Well, the weather improved a little for the start of yesterday’s international triathlon events here in Pontevedra and there were a couple of hundred spectators, including me, gathered at the start point. But, by the time the women competitors had climbed out of the [dirty, 14 degrees] river Lerez to get on their bikes, the cold and the rain had returned with a vengeance. As they were dressed in scarcely more than bikinis, I wondered whether the ambulance on stand-by was there to treat pneumonia cases. However, I’m delighted to report the winner of the men’s event was the local hero, Javier Gómez Noya. In the women’s race, the favourite, Vanessa Fernandes, retired because of hypothermia - possibly because she was used to warmer things in her native Portugal. The laurels went to Kathrin Mueller, from the more northern climes of Germany. But at least Fernandes got a lot further than the two ladies who dove into the river and then promptly got out after a mere 10 metres. To a wave of sympathy. From me at least. As the Voz de Galicia put it this morning – The public had a chance to see the hardest and most dramatic side of the triathlon challenge. I’ll say!

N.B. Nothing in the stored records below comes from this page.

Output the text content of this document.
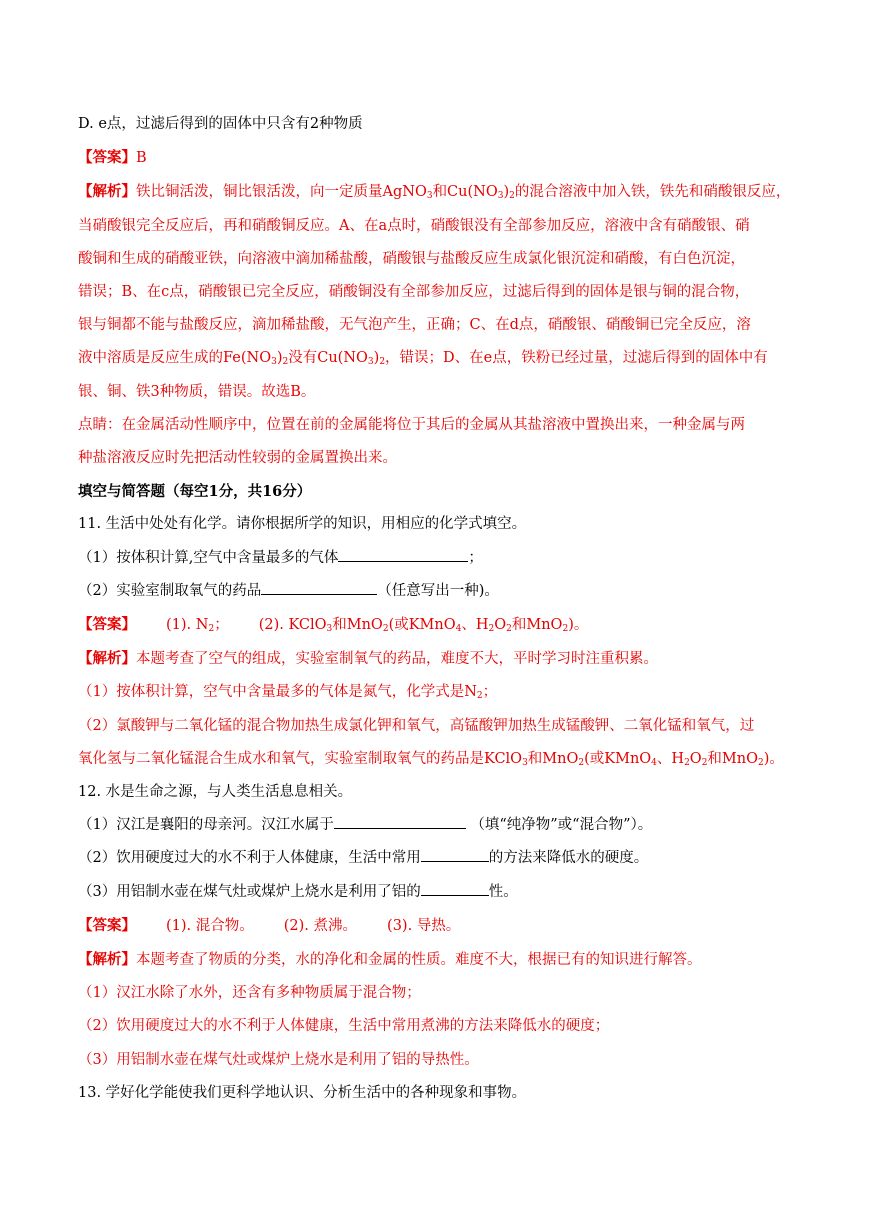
D. e点，过滤后得到的固体中只含有2种物质
【答案】B
【解析】铁比铜活泼，铜比银活泼，向一定质量AgNO$_3$和$Cu(NO_3)_2$的混合溶液中加入铁，铁先和硝酸银反应，
当硝酸银完全反应后，再和硝酸铜反应。A、在a点时，硝酸银没有全部参加反应，溶液中含有硝酸银、硝
酸铜和生成的硝酸亚铁，向溶液中滴加稀盐酸，硝酸银与盐酸反应生成氯化银沉淀和硝酸，有白色沉淀，
错误；B、在c点，硝酸银已完全反应，硝酸铜没有全部参加反应，过滤后得到的固体是银与铜的混合物，
银与铜都不能与盐酸反应，滴加稀盐酸，无气泡产生，正确；C、在d点，硝酸银、硝酸铜已完全反应，溶
液中溶质是反应生成的$Fe(NO_3)_2$没有$Cu(NO_3)_2$，错误；D、在e点，铁粉已经过量，过滤后得到的固体中有
银、铜、铁3种物质，错误。故选B。
点睛：在金属活动性顺序中，位置在前的金属能将位于其后的金属从其盐溶液中置换出来，一种金属与两
种盐溶液反应时先把活动性较弱的金属置换出来。
填空与简答题（每空1分，共16分）
11. 生活中处处有化学。请你根据所学的知识，用相应的化学式填空。
（1）按体积计算,空气中含量最多的气体	；
（2）实验室制取氧气的药品	（任意写出一种)。
【答案】 (1). $N_2$； (2). KClO$_3$和MnO$_2$(或KMnO$_4$、$H_2O_2$和MnO$_2$)。
【解析】本题考查了空气的组成，实验室制氧气的药品，难度不大，平时学习时注重积累。
（1）按体积计算，空气中含量最多的气体是氮气，化学式是$N_2$；
（2）氯酸钾与二氧化锰的混合物加热生成氯化钾和氧气，高锰酸钾加热生成锰酸钾、二氧化锰和氧气，过
氧化氢与二氧化锰混合生成水和氧气，实验室制取氧气的药品是KClO$_3$和MnO$_2$(或KMnO$_4$、$H_2O_2$和MnO$_2$)。
12. 水是生命之源，与人类生活息息相关。
（1）汉江是襄阳的母亲河。汉江水属于	（填“纯净物”或“混合物”）。
（2）饮用硬度过大的水不利于人体健康，生活中常用	的方法来降低水的硬度。
（3）用铝制水壶在煤气灶或煤炉上烧水是利用了铝的	性。
【答案】 (1). 混合物。 (2). 煮沸。 (3). 导热。
【解析】本题考查了物质的分类，水的净化和金属的性质。难度不大，根据已有的知识进行解答。
（1）汉江水除了水外，还含有多种物质属于混合物；
（2）饮用硬度过大的水不利于人体健康，生活中常用煮沸的方法来降低水的硬度；
（3）用铝制水壶在煤气灶或煤炉上烧水是利用了铝的导热性。
13. 学好化学能使我们更科学地认识、分析生活中的各种现象和事物。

It’s reported that the Scottish highland bagpipe is a “recent invention, developed in the early 1800s for nostalgic Scottish émigrés.” Just like the kilt and most tartans. However, “Although the Highland bagpipe may be a phoney, there is a genuine tradition of piping in Scotland. A simpler type of pipe, which has its roots in the Islamic world, the Mediterranean and eastern Europe, was popular throughout the Highlands until the battle of Culloden in 1745. . . The first documented bagpipe dates to a 1,000BC Hittite carving from modern Turkey. . . The instrument spread through the near east, Europe and the Mediterranean to become a traditional folk instrument in dozens of countries.” So, I wonder where this leaves the Galician gaita? And our national costume. Probably more genuine and not designed for nostalgic émigrés. Even though there were a lot of these.

Talking of invention, I see that the British equivalent of the stories of a Galician Golden Age was the 19th century Romantic Nationalist British insistence that pre-Norman-invasion Anglo-Saxons lived in a truly democratic society where, for example, women had equal rights to men and you could with impunity tell the king where you thought he was going wrong. Tripe, apparently. There’s a lot of it around.